APELAÇÃO CÍVEL. PROMESSA DE COMPRA E VENDA. AÇÃO DE RESCISÃO CONTRATUAL. MULTIPROPRIEDADE. APLICAÇÃO DO CDC. CABÍVEL. CLÁUSULA PENAL LIMITADA A 20%. SENTENÇA REFORMADA. - Incidência do Código de Defesa do Consumidor ao caso concreto, uma vez que a relação existente entre as partes caracteriza efetiva relação de consumo, enquadrando-se a empresa ré no conceito de fornecedora e o autor na definição jurídica de consumidor, pois destinatário final do serviço fornecido pela empresa - Diante da insuportabilidade do pagamento das parcelas mensais contratadas, é possível ao consumidor pleitear a resolução do contrato e a restituição das parcelas pagas com fundamento na teoria da onerosidade excessiva, ressalvando-se a retenção em favor do promitente-vendedor de parte da quantia paga. - Caso em que a ré admite a resolução do contrato com a retenção de parte dos valores pagos pelo autor a título de indenização por perdas e danos, motivo pelo qual não se justifica a manutenção do contrato celebrado entre as partes. - Percentual de retenção mantido ao patamar de 20% do valor das parcelas pagas, percentual amplamente aceito pela jurisprudência como razoável para o caso de resolução por culpa do promitente-comprador. APELO PARCIALMENTE PROVIDO. UNÂNIME.(Apelação Cível, Nº 50010709520208210101, Décima Sétima Câmara Cível, Tribunal de Justiça do RS, Relator: Gelson Rolim Stocker, Julgado em: 29-04-2021)

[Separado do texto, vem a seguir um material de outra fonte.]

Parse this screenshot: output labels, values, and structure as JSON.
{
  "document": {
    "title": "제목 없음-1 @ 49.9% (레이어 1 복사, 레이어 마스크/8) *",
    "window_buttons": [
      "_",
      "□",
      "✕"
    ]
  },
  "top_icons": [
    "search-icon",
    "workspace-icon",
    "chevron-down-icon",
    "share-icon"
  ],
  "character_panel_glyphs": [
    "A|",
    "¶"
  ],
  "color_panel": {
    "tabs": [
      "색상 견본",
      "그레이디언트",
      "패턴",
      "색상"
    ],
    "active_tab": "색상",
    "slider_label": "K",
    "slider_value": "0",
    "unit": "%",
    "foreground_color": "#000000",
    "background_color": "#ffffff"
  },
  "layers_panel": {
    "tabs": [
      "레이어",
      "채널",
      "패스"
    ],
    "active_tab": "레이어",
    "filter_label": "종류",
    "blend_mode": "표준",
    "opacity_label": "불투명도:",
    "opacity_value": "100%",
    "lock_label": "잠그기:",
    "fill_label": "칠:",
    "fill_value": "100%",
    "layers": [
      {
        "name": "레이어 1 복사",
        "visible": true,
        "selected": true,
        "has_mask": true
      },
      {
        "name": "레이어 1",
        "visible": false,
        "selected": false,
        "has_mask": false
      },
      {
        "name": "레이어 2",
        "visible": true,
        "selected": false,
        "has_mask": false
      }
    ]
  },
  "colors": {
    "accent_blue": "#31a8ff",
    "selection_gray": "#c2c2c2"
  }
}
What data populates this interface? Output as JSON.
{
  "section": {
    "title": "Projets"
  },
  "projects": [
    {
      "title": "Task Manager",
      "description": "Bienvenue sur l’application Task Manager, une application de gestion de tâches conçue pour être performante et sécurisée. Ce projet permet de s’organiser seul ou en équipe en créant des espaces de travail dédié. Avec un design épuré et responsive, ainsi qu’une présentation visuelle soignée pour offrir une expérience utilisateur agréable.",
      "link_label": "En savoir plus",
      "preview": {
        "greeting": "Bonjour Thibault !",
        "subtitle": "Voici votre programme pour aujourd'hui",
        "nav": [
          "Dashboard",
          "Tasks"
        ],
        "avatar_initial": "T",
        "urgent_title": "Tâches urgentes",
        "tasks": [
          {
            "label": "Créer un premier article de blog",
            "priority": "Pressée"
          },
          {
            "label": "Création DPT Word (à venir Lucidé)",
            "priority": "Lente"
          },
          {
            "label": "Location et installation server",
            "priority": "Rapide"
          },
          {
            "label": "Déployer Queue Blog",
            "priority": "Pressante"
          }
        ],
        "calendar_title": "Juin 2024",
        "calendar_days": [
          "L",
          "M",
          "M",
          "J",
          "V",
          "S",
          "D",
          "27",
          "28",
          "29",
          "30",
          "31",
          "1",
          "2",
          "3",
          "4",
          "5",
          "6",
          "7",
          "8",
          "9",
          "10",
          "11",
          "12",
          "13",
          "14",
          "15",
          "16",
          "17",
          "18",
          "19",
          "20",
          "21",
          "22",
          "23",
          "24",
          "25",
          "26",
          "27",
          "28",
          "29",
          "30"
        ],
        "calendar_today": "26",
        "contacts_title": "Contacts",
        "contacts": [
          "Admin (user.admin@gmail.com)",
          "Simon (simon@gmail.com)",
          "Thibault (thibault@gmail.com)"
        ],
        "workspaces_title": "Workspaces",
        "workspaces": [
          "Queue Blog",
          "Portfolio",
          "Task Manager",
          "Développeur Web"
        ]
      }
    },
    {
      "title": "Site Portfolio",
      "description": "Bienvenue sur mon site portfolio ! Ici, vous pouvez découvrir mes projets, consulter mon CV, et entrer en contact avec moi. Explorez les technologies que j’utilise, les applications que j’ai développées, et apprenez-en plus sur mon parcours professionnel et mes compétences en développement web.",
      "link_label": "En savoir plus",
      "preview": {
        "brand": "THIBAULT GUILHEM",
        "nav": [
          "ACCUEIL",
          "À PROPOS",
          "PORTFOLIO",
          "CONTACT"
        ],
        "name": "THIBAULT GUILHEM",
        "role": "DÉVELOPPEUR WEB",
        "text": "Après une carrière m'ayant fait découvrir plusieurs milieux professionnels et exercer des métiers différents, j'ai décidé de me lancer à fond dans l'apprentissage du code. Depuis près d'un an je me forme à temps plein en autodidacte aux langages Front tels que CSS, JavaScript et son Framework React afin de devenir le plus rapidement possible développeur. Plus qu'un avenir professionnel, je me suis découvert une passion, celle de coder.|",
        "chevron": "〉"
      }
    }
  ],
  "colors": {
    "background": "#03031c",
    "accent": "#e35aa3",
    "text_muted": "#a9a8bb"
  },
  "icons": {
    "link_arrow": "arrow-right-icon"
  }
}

Conforme antes destacado, se está diante de incorporação imobiliária sob o regime de multipropriedade. A controvérsia existente entre as parte gira em torno do motivo pelo qual o consumidor pretende a rescisão do contrato, o que determina a incidência da multa contratual ou de percentual sobre o valor efetivamente pago.

Sobre o contrato entabulado pelas partes, peço vênia para transcrever parte do voto do Desembargador Pedro Celso Dal Pra, quando do julgamento da Apelação nº 70079941688, em 25/04/2019:

"Importante, ainda, tecer a necessária distinção entre os sistemas “time-sharing” e “multipropriedade” (sendo este último o caso dos autos), em evidente transmudação conceitual, em especial no que tange à natureza jurídica de uma e de outra.

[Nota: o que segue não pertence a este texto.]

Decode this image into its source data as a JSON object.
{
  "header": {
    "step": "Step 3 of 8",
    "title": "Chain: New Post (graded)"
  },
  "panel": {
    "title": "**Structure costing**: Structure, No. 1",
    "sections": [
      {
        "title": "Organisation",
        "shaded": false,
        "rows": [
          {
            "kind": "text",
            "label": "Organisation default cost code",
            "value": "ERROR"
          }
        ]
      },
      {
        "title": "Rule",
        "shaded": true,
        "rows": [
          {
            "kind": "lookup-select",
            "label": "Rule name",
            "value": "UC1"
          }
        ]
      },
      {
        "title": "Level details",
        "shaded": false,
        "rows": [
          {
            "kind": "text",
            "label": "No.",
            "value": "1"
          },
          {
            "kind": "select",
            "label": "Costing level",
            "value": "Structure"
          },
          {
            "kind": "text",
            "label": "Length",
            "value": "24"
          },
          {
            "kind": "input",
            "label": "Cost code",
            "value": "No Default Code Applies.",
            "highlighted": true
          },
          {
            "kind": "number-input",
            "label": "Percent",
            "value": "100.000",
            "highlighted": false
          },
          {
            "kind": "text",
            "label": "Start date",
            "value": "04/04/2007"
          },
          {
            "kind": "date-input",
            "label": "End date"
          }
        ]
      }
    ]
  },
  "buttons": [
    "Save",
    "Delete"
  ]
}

Muito embora semelhantes quanto aos seus escopos, pois que ambos buscam o aproveitamento compartilhado de um bem imóvel ou móvel, diferem-se no que tange à natureza jurídica.

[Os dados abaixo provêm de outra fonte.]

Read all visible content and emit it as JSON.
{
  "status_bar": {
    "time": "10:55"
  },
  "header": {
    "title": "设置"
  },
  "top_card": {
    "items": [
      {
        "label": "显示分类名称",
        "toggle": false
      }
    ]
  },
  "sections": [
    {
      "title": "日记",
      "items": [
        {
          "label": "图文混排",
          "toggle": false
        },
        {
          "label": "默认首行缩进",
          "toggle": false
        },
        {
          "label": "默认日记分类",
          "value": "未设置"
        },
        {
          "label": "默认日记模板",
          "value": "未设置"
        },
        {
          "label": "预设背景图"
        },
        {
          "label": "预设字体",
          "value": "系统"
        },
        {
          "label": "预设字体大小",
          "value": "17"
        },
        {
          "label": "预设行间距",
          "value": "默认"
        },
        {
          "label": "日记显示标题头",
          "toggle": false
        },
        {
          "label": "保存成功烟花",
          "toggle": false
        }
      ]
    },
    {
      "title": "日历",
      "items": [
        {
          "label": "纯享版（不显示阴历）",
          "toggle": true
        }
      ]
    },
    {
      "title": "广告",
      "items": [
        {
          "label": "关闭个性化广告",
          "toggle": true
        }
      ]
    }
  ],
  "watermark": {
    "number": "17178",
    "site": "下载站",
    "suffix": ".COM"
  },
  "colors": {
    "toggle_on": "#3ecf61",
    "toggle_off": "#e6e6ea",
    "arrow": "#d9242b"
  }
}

Enquanto que no sistema de time-sharing (Sistema de Tempo Compartilhado), pelo qual há uma cessão, a terceiro, pelo proprietário (prestador de serviço de hotelaria), do direito de uso de unidades habitacionais por determinados períodos de ocupação, compreendidos dentro de intervalo de tempo ajustado contratualmente (regulamentado pelo Decreto nº 7.381/10, em especial no seu art. 28), havendo, tão-somente, uma relação obrigacional, o sistema de “multipropriedade” estabelece verdadeiro vínculo de direito real.

E a concepção do sistema de multipropriedade, como direito real, encontra-se em rota de sedimentação.

Tanto assim é que tramita no Congresso Nacional o Projeto de Lei nº 54/2007 (já aprovado no Senado Federal), que prevê a alteração do Título III do Livro III da Parte Especial do Código Civil, com o acréscimo do Capítulo VII-A e cria a figura do “Condomínio em Multipropriedade”.

Direito real, portanto.

Dito isso, claro que no caso dos autos a rescisão do contrato deve observar as regras gerais aplicáveis aos contratos de promessa de compra e venda de bens imóveis, e à luz do sistema protetivo do consumidor."

No caso dos autos, restou demonstrado que a empresa apelante alterou o projeto inicial, sem a ciência da parte adquirente, modificando o número de unidades autônomas, o que reduziu a área comum constante no contrato.

Sobre as causas que ensejaram o pedido de desfazimento do negócio, destaca-se que a empresa demandada não logrou demonstrar fato impeditivo, modificativo ou extintivo do direito reclamado na peça inaugural, a teor do disciplina o art. 373, II, do Código de Processo Civil. A requerida não infirma a alegação de prejuízo ao consumidor, ou mesmo a existência de benefício concreto trazido pelas mudanças operadas no projeto imobiliário.

Assim evidente o inadimplemento do contrato por culpa exclusiva da parte requerida, o que levou o consumidor a postular a resolução do pacto.

Como sabido, possível à parte que não possui mais interesse em manter o pacto, que postule a resolução, com o retorno ao status quo ante.

Cabível afirmar, assim, que, no caso dos autos, a resolução do contrato tem origem no inadimplemento contratual da demandada.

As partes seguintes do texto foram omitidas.